Posts from March 2017

 
Dr Carlson was born in Minneapolis on 25th March 1897. He had a difficult birth and in his own words was "a victim of spastic and athetoid paralysis". He recalled how his neighbours looked pityingly on him, wanting to know what was wrong with him. His mother used a stock reply, saying that he was "just born that way". This is the title of his autobiography. Earl Carlson, Born That Way, (Evesham: Arthur James, 1952). 
 
Education was an important part of Dr Carlson’s life and his mother fought to get him into a school rather than an institution.

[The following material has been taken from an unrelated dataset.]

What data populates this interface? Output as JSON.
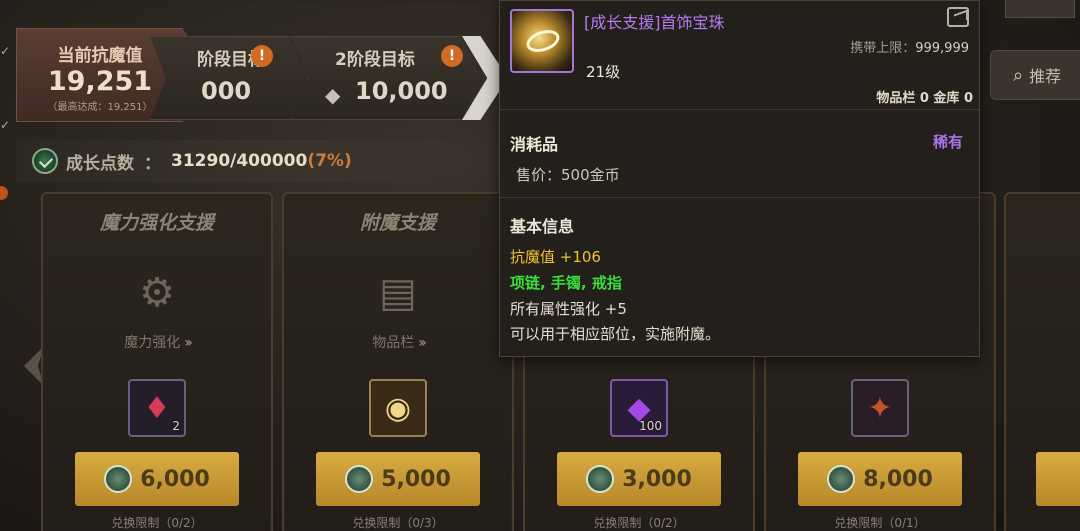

He started school at eight years of age and although he faced many difficulties throughout his life he overcame these. He graduated from Yale Medical School and became a Doctor with an international reputation. 
 
As well as a great love of reading Earl Carlson had an interest in science and ‘secretly dreamed of becoming an engineer or an inventor’. His heroes were famous inventors and engineers Thomas Edison and Charles Proteus Steinmetz. He wrote to them about his ambitions and received replies which inspired him. He was particularly inspired by Steinmetz, who was disabled, and reasoned that if someone like Steinmetz ‘could win recognition as an electrical wizard’ then there was hope for him to realise his dreams. 
 
It was when Earl Carlson was employed in Princeton University that he took an interest in biology and decided on a career in medicine. A fall on the ice and subsequent ‘rescue’ by Bud Stillman was to have far reaching consequences for Carlson.